Na nova tentativa de concorrer, Mário Filho foi mais uma vez impugnado, ainda recorreu, mas no início da semana passada acabou desistindo e apresentou substituto. A demora em tomar essa decisão acabou criando uma situação inusitada. Apenas três dos quatro candidatos terão as fotos e nomes nas urnas eletrônicas.
Os eleitores do substituto, João Batista, precisarão escolher Mário Filho já que são os dados dele que estão nas urnas eletrônicas. “Não houve mais como fazer a alteração”, explica o juiz eleitoral, Raimundo Santana. Os votos dados a Filho serão automaticamente repassados ao substituto.
SEGURANÇA
Apesar das indefinições do período eleitoral, Santana diz que está tudo pronto para realizar uma eleição tranquila. O Tribunal Regional Eleitoral (TRE) pediu apoio da Polícia Militar (PM) que se comprometeu a enviar, no mínimo, 150 homens para o município neste domingo. Além disso, duas equipes da Polícia Federal (PF) estarão nas ruas para apurar possíveis crimes eleitorais.
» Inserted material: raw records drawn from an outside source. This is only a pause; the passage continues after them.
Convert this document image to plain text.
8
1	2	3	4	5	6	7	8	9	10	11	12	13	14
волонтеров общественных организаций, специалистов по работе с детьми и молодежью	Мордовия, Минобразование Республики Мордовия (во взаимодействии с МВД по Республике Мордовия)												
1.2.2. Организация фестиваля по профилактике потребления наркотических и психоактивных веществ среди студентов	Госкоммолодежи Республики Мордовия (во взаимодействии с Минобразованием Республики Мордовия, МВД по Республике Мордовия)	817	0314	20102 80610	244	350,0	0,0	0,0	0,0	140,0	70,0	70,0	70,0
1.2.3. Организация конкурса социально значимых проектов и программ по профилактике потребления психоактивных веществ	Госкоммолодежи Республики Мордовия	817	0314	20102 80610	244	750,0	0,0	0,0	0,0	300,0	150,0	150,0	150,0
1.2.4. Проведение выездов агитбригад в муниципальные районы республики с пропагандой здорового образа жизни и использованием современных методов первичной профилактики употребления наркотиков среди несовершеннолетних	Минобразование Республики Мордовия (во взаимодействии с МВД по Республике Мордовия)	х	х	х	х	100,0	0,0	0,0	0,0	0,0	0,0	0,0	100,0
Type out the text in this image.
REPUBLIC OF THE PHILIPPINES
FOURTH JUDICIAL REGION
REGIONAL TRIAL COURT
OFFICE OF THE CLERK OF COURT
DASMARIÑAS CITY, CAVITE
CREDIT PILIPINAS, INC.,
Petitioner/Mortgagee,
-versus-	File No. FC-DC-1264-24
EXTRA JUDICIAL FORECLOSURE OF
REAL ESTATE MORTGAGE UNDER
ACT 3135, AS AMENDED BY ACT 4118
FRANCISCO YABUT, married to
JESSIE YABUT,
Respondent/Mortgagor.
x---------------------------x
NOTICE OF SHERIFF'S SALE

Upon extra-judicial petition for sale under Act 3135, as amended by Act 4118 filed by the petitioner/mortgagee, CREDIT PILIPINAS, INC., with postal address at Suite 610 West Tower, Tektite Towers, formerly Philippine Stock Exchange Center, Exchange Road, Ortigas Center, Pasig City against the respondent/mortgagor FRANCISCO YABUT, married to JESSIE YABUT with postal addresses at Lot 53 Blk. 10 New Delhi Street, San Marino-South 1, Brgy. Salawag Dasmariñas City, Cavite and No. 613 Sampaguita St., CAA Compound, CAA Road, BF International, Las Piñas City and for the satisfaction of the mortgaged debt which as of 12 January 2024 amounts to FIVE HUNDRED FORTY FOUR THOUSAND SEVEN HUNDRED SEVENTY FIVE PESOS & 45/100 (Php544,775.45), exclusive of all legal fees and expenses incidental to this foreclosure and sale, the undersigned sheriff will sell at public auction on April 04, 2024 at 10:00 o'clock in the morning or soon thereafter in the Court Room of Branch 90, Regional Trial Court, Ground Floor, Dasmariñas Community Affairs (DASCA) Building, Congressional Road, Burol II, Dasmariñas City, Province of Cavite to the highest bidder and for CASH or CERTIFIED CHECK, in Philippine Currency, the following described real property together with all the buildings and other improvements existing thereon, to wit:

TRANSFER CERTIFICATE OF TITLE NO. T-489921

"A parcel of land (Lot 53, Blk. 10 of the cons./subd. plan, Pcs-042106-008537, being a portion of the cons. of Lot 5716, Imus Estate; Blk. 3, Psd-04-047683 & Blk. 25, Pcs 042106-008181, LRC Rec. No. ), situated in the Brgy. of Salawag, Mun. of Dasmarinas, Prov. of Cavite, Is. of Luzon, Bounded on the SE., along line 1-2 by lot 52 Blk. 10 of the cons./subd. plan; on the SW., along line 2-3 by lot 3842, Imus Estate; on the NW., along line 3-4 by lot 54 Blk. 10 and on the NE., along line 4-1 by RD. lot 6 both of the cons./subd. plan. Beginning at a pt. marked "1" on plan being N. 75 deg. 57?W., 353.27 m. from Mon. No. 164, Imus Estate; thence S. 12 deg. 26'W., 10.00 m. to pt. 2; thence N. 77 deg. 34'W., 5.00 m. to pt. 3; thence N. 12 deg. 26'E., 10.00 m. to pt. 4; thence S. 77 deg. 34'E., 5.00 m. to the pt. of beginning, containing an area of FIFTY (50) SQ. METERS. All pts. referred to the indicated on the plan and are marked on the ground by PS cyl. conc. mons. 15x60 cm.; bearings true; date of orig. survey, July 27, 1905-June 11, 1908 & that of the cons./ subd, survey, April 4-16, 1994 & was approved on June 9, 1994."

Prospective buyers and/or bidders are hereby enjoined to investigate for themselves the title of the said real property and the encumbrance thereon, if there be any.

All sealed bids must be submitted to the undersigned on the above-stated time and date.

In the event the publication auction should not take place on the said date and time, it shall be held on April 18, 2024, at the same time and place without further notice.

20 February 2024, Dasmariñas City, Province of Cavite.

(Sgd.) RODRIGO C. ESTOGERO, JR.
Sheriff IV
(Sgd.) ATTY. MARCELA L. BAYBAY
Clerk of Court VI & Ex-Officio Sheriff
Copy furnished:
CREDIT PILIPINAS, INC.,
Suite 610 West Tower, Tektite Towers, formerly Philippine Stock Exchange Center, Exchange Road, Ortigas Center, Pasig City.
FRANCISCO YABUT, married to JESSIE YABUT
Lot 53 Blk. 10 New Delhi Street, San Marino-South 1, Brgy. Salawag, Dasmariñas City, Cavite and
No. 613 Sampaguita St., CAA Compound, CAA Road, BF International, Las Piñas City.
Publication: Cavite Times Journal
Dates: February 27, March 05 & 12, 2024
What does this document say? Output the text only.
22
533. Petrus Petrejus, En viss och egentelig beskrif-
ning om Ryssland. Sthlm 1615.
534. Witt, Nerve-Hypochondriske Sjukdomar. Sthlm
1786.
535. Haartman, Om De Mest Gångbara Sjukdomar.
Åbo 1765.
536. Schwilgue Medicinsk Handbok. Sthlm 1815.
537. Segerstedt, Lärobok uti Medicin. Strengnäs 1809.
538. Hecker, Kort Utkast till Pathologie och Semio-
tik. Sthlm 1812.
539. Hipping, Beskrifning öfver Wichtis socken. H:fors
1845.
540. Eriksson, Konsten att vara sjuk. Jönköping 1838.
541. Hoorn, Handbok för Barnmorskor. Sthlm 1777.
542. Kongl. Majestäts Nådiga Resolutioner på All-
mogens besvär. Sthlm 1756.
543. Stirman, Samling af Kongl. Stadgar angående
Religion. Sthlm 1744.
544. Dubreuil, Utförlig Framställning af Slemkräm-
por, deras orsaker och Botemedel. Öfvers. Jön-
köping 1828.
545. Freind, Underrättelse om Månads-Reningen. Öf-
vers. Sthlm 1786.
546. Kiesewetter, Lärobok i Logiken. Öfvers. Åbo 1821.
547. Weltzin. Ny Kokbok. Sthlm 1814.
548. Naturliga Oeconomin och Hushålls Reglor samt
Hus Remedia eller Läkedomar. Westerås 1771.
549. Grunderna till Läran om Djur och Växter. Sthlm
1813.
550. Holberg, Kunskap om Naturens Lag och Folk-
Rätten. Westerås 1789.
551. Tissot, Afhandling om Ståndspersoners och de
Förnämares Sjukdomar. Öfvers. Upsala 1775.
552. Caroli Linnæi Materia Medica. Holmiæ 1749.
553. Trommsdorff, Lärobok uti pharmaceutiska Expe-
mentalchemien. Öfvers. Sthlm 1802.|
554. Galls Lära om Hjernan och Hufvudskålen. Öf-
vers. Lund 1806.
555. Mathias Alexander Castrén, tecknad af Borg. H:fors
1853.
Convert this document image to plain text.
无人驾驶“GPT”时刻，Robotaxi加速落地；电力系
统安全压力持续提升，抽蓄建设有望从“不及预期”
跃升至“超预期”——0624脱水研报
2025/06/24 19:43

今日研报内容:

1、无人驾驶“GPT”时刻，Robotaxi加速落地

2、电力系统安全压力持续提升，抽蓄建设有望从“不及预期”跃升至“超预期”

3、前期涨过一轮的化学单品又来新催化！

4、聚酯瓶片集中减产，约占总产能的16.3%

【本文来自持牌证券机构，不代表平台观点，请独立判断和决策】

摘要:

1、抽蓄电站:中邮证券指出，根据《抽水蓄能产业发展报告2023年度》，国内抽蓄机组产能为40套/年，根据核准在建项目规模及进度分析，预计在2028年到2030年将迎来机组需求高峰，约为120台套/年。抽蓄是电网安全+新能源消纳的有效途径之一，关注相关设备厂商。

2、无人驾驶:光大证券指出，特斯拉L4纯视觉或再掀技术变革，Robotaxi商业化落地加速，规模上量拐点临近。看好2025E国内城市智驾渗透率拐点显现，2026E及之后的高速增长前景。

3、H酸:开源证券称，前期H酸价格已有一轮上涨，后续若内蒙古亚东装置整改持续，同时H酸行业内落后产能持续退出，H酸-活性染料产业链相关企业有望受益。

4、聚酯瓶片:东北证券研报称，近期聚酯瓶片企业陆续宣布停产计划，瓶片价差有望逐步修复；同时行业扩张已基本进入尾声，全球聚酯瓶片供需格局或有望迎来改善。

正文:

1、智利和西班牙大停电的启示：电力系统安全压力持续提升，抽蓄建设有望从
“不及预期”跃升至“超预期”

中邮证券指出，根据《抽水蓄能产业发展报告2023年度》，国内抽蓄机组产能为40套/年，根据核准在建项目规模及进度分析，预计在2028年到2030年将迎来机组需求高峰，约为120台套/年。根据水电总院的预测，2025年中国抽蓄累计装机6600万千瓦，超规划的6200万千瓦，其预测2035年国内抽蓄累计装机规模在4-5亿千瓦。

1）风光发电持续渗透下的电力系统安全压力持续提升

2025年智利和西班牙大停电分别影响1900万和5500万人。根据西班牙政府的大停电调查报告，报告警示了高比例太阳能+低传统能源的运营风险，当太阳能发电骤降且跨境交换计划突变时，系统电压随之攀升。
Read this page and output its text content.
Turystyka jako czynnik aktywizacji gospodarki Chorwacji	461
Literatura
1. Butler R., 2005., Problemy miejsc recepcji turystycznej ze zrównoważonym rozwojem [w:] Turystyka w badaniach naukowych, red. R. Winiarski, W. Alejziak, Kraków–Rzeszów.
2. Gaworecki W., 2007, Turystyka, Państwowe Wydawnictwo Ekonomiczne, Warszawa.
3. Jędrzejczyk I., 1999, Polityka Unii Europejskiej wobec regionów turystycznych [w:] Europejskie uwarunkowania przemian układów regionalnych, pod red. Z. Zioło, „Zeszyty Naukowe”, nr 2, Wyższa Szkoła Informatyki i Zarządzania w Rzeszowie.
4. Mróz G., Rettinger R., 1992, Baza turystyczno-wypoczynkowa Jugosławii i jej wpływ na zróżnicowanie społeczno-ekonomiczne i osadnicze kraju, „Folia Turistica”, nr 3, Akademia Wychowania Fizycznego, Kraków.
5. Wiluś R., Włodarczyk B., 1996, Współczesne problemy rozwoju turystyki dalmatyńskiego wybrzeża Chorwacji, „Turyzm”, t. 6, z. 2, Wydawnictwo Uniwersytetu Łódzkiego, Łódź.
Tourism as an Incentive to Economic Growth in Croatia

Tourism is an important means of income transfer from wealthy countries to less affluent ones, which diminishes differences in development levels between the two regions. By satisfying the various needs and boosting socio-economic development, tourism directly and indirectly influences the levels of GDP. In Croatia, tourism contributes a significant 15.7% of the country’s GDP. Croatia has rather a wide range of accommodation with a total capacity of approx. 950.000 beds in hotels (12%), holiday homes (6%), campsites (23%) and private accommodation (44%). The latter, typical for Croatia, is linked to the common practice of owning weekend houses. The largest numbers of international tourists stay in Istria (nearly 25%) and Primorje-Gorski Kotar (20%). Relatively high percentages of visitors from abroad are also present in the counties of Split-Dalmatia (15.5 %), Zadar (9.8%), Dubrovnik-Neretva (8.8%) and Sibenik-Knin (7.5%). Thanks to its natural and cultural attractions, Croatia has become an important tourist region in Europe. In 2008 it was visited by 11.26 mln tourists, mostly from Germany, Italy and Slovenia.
Para evitar tumultos, o juiz publicou também duas portarias. Uma delas proíbe a venda de bebida alcoólica no município entre as 18 horas de ontem e as 18 horas de hoje. Outra portaria estabelece multa de R$ 30 mil para partidos, candidatos e coligações que contribuírem para a obstrução da BR- 316.
Havia informações de que grupos pretendiam protestar fechando a via. Neste domingo, muitos paraenses ainda estarão voltando dos balneários, por isso a Polícia Rodoviária Federal (PRF) também foi chamada para dar apoio à Justiça Eleitoral.
A votação começa no mesmo horário das eleições convencionais, às 8 horas da manhã, e serão encerradas às 17 horas. Haverá 28 locais de votação e ao todo serão 171 urnas. Outra 70 estão preparadas caso haja necessidade de substituição. Para garantir uma apuração rápida, o TRE preparou 13 pontos de transmissão dos dados que serão totalizados no próprio cartório eleitoral de Marituba.
O juiz eleitoral prevê que o resultado seja conhecido antes das 18 horas e a totalização final deve ocorrer até às 19 horas. A diplomação do eleito deve ocorrer ainda em agosto e a posse está prevista para 1º de setembro.
Embora seja uma eleição extraordinária, o voto é obrigatório. Os eleitores que não comparecerem para votar devem procurar, a partir da segunda-feira, um cartório eleitoral para apresentar a justificativa.
Fiscalização será rigorosa, diz promotor
Em Marituba, não houve propaganda no rádio e TV, por isso os candidatos apostaram nas caminhadas e no corpo a corpo. Embora os comícios tenham sido encerrados na quinta-feira, 1, até a noite de ontem ainda poderiam ser feitas caminhadas e a distribuição de material de campanha. Hoje, as maiores preocupações da Justiça Eleitoral e do Ministério Público são a boca de urna e a compra de votos.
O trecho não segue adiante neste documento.